Following the Sewol ferry tragedy, workplace safety has become a buzzword among Korean CEOs. Top officials of major corporations are visiting accident-prone workplaces to check safety systems and urge employees to put safety first.
For instance, Chung Mong-Koo, chairman of Hyundai Motor Group, recently visited Hyundai Steel’s plant in Dangjin, South Chungcheong Province, a workplace that has been plagued by accidents.
In May last year, five workers died while working on a furnace at the steel plant. The disaster followed the deaths of five other workers at the plant from September 2012.
During the unannounced visit, Chung urged company officials to make safety a top priority, calling it the foundation of happy families and a healthy society.
Chung was not alone in visiting workplaces for safety checks. Shin Dong-bin, chairman of Lotte Group, visited the construction site for the Lotte World Tower in Jamsil, southern Seoul.
Lotte is building a 123-story hotel at the site. When completed in 2016, it will be the tallest building in Korea. But the project has been marred by frequent accidents, with the most recent one taking place last month with the death of a worker.
Some corporations have decided to expand investment in safety. Hyundai Heavy Industries announced Wednesday a plan to invest 300 billion won in enhancing its safety system. The decision was prompted by the deaths of eight workers in the past two months.
Hyundai Steel has also increased its safety budget for this year to 500 billion won, more than four times higher than last year’s 120 billion won.
The enhanced safety awareness among Korean companies is welcome, given Korea’s poor industrial safety record. Although Korea is regarded as an advanced economy, it is a third-world country when viewed in terms of workplace safety.

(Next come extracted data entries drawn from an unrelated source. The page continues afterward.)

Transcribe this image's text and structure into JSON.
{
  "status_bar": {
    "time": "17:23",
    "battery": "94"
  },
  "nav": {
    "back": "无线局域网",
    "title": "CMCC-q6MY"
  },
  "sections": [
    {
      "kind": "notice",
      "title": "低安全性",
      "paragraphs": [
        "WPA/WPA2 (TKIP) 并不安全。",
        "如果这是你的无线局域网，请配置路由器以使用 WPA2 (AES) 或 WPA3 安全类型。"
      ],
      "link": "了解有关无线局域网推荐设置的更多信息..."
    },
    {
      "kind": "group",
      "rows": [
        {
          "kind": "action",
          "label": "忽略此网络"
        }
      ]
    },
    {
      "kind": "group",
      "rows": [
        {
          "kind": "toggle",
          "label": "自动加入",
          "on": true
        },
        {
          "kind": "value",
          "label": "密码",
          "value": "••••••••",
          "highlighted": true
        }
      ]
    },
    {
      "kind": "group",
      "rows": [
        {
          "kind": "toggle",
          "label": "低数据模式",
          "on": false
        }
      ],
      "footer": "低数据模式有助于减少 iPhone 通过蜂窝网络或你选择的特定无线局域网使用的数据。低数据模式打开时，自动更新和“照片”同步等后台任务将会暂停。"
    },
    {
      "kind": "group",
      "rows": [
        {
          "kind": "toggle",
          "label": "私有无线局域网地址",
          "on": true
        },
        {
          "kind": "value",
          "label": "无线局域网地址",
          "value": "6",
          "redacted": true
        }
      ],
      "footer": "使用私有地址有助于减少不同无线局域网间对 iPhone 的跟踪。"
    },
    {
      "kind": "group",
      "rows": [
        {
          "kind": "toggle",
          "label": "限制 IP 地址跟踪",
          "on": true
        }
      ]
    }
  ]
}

Last year alone, a total of 1,929 workers were killed in industrial accidents in Korea, an average of 5.3 workers per day ― the highest rate among the OCED countries. The figure represented an increase of 65 from the previous year.
Monetary losses due to industrial accidents were estimated at 19.2 trillion won in 2012. To earn a profit of that magnitude, the nation has to export some 1.4 million cars. The amount is also 5.3 times the annual losses incurred by labor strife.
Industrial accidents occur because companies do not follow safety regulations. For instance, in a recent inspection of Hyundai Heavy Industries, the Ministry of Employment and Labor found more than 500 breaches of safety regulations.
Last July, the ministry discovered more than 1,000 breaches of safety regulations at Hyundai Steel. The large number of violations implies that the steel mill had not bothered to observe safety regulations at all.
One reason for the gross disregard for safety rules is that the punishments meted out for violations are too soft. For instance, the ministry only imposed penalties of 1 billion won on Hyundai Heavy and 670 million won on Hyundai Steel.
Penalties of that magnitude are nothing more than a slap on the wrist for large corporations. Under the current law, business owners are rarely sentenced to jail for fatal workplace accidents.
It is definitely encouraging that major Korean corporations are getting more serious about improving safety. But many companies still cut corners on safety to save on costs. For them, toughening punishments for safety breaches is the right solution.